HIG Plans Spinoff of Prison Phone Operator After Failed Merger

(Bloomberg) -- HIG Capital is taking another stab at disposing of Inmate Calling Solutions after regulators stopped its attempt to sell the prison phone operator to one of its main rivals last year.

TKC Holdings Inc., the provider of food and commissary services through which HIG owns ICS, is seeking approval from creditors to spin off the business as part of a management buyout, Moody’s Investors Service and S&P Global Ratings said in notes published on Friday.

TKC plans to lend $280 million in promissory notes to help ICS management finance the transaction. The spinoff is expected to increase TKC’s debt-to-earnings ratio as it will lower revenues and cash flow once ICS starts operating as a separate entity.

“The proposed structure furthermore places TKC creditors at a disadvantage to shareholders under the related-party deal that will result in a loss of collateral and cash flow,” Moody’s analyst Whitney Leavens said in a note.

The debt provided by TKC includes a $220 million payment-in-kind note with a coupon of 6% and a $60 million interest-free promissory note, both of which come due in 2025, according to the credit rating firms. Because the structure does not require ICS to make cash interest payments until maturity, TKC may not receive any cash from the deal until the debt comes due.

While it would have a negative impact on TKC’s credit metrics, the proposed deal will allow TKC and its ultimate owner HIG to distance themselves from the controversial prison phone industry, which has come under fire in recent years for charging inmates as high as $25 for a 15-minute call.

Following the transaction, ICS will operate as a separate company and TKC will retain one minority seat on its board, according to S&P.

TKC and a representative for HIG did not immediately respond to requests for comment.

Worries that the U.S. presidential election will throw prison services company further into the spotlight has weighed on debt issued by Securus Technologies Inc. and Global Tel*Link Corp., ICS’s two main competitors.

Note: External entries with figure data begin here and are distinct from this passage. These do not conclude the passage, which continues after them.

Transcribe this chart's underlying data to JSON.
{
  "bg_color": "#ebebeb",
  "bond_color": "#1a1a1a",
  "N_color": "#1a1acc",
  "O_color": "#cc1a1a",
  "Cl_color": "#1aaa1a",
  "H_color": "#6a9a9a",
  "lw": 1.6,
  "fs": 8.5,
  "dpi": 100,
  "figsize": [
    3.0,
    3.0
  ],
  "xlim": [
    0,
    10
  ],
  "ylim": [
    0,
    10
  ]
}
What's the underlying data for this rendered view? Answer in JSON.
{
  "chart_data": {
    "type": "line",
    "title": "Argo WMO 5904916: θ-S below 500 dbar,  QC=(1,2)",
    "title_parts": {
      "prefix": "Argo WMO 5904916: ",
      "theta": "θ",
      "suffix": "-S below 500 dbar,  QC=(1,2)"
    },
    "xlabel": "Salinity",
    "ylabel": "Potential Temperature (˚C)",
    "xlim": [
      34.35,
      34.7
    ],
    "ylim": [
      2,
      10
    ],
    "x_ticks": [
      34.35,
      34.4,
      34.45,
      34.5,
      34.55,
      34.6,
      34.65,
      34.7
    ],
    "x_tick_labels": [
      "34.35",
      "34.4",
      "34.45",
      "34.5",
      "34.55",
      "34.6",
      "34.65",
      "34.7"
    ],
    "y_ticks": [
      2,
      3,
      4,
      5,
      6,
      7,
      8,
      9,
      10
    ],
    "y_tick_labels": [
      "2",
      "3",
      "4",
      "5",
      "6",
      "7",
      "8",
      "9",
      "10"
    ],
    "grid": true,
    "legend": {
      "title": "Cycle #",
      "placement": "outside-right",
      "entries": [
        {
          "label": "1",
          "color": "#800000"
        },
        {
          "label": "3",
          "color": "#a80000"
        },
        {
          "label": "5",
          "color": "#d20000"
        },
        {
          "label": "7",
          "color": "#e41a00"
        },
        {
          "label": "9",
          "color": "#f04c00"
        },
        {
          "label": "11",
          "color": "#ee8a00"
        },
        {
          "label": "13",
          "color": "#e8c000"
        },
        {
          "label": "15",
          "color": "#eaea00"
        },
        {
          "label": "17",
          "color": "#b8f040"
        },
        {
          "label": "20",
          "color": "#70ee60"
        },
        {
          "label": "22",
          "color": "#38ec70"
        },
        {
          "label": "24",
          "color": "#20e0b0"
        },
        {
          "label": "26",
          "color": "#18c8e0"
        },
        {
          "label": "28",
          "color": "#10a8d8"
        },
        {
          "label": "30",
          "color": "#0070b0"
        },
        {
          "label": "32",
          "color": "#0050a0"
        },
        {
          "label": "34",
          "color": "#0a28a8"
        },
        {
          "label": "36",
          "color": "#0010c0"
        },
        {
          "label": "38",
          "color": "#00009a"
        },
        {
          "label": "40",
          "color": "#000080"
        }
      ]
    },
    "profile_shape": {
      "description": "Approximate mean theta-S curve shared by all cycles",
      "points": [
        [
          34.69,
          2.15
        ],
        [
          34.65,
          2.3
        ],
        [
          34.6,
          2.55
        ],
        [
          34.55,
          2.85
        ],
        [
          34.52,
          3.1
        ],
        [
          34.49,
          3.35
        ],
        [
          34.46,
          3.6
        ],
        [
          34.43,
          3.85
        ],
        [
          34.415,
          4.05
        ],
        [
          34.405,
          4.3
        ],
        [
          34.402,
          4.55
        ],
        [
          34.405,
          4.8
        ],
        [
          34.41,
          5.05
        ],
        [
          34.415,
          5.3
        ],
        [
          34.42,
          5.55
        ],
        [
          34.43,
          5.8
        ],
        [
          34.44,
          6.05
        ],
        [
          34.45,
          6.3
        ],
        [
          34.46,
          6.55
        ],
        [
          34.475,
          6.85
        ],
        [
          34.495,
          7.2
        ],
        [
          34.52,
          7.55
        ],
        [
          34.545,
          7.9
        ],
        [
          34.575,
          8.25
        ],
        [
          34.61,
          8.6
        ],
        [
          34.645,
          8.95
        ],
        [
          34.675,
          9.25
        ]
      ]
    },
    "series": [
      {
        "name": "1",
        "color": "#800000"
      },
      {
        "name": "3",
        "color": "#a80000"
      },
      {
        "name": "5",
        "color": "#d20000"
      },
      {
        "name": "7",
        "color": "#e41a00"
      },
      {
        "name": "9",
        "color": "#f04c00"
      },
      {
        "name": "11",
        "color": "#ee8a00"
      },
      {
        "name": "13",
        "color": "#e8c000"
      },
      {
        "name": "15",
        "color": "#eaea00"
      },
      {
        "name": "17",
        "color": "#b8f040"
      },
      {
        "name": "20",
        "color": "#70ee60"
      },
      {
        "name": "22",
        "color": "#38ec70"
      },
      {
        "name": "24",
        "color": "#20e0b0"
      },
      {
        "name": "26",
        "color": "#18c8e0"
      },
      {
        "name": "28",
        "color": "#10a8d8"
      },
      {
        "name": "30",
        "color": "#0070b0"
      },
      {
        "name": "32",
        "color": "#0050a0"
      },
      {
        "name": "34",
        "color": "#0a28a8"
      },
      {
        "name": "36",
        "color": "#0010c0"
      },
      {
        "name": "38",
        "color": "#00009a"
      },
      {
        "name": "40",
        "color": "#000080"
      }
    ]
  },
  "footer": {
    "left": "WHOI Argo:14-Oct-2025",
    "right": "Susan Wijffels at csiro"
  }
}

ICS and Securus -- which was once owned by HIG but is now a portfolio company of Platinum Equity -- dropped plans to merge in April 2019 after the Justice Department and the Federal Communications Commission raised concerns that the deal could harm competition.

ICS represents around 12% to 15% of TKC’s earnings, according to the rating firms. Both left the company’s ratings unchanged at the low end of the single-B range.